In our environment, we run the task scheduler as a cluster resource, so that scheduled tasks always run on the active node. (In ancient history, we would have scheduled tasks that weren't cluster aware - in the event of a failover, we'd have to manually disable task scheduler on the now passive node, and manually enable it on the active node.)
Unfortunately, when you run in this mode, the service pack or hotfix can't patch both nodes, because the patching of the passive node is achieved by remotely creating a scheduled task. When it tries to create the task on the passive node(s), the log records this error:
Task Scheduler: Error, cannot create new scheduled task for product instance target \\<PSVNodeName> Task Scheduler: Error, cannot create scheduled task for product instance target \\<PSVNodeName> Task Scheduler: Removed remote folder for product instance target \\<PSVNodeName> Error, remote process failed for product instance target Exit code for passive node: <PSVNodeName> = 1603 The following exception occurred: No passive nodes were successfully patched Date: <date/time> File: \depot\sqlvault\stable\setupmainl1\setup\sqlse\sqlsedll\instance.cpp Line: 3510
|
The workaround Grasshopper posted in this SQLServerCentral thread might work, but it seems like a lot of hassle to me.

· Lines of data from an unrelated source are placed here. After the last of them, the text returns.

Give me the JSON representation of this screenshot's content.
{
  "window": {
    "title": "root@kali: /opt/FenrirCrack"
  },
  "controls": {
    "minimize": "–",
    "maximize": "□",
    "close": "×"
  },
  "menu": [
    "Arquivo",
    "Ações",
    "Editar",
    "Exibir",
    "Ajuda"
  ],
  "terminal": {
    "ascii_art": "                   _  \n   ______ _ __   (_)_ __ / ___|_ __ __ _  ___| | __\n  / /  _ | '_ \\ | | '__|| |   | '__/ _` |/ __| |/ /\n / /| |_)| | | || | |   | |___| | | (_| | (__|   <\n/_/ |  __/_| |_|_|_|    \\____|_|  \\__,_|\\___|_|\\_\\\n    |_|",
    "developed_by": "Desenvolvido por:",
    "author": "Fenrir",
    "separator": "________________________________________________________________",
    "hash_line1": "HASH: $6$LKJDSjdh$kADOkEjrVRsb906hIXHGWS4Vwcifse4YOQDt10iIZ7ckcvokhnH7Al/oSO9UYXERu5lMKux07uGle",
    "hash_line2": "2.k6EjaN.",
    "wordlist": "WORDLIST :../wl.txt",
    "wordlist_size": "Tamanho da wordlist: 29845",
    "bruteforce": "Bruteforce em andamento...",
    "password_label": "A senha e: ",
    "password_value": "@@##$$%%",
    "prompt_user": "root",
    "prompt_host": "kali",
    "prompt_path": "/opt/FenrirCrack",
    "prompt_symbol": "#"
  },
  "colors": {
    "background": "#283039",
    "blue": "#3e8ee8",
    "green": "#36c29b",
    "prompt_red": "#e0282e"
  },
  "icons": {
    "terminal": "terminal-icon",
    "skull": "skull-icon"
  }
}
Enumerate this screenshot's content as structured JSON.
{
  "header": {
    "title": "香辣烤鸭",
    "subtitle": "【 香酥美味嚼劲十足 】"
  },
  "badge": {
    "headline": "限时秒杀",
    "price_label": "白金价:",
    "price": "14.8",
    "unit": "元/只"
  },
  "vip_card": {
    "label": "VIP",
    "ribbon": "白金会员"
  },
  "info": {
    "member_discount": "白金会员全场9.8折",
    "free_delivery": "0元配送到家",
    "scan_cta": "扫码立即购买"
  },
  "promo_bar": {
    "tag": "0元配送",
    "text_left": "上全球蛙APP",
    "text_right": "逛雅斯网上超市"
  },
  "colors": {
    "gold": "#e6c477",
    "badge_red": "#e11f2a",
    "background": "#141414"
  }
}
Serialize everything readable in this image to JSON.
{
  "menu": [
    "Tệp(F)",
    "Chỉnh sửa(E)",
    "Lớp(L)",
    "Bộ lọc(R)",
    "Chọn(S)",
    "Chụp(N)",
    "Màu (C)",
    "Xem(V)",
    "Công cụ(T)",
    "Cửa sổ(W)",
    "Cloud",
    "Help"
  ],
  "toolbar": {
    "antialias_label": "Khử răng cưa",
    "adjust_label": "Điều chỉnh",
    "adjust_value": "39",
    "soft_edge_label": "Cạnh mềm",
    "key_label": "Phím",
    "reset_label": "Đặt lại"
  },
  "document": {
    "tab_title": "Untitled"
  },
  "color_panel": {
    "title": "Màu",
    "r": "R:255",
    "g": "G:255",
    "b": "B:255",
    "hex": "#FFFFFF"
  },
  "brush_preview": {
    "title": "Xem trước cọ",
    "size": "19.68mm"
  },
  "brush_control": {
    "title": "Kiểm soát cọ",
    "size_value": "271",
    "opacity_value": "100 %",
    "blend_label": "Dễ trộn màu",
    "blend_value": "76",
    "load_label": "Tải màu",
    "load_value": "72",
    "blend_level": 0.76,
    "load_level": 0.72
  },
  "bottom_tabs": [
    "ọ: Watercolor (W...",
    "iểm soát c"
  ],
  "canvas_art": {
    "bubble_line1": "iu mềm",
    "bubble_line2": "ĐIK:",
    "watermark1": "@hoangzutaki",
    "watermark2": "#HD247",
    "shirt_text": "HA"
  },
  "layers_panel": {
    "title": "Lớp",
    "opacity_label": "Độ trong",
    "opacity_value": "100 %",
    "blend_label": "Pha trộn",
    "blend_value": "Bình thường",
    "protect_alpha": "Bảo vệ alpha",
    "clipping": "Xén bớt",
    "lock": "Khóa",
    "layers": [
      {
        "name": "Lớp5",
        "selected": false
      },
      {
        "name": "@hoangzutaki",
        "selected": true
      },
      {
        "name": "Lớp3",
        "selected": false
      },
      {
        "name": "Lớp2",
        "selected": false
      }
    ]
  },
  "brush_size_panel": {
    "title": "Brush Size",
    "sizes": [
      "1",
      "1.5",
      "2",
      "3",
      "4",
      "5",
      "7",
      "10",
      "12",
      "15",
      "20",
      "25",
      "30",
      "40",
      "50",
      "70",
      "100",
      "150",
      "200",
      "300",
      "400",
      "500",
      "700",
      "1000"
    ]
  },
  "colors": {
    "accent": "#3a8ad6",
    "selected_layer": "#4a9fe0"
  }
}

What I did to get around the problem was as follows (and I'll use a 2-node, single instance cluster as the example):
- establish remote desktop sessions on the individual nodes (not through the cluster)
- in Cluster Administrator on the active node (say, node1), pause the passive node (say, node2)
- install the hotfix on node1
- un-pause node2
- failover to node2 (since you can't install a patch from a passive node)
- reboot node1
- from node2, wait for node1 to come back online, and then pause node1
- install the hotfix on node2
- un-pause node1
- reboot node2, failing back over to node1
[Yes, this requires two brief outages, so you should do this during a maintenance window.]
So, is this more or less hassle than Grasshopper's solution? I think the answer is very subjective. His also requires restarting nodes, so the service downtime during failover is unavoidable at least with these two approaches. I am just offering an alternative "solution" so you can pick your own poison.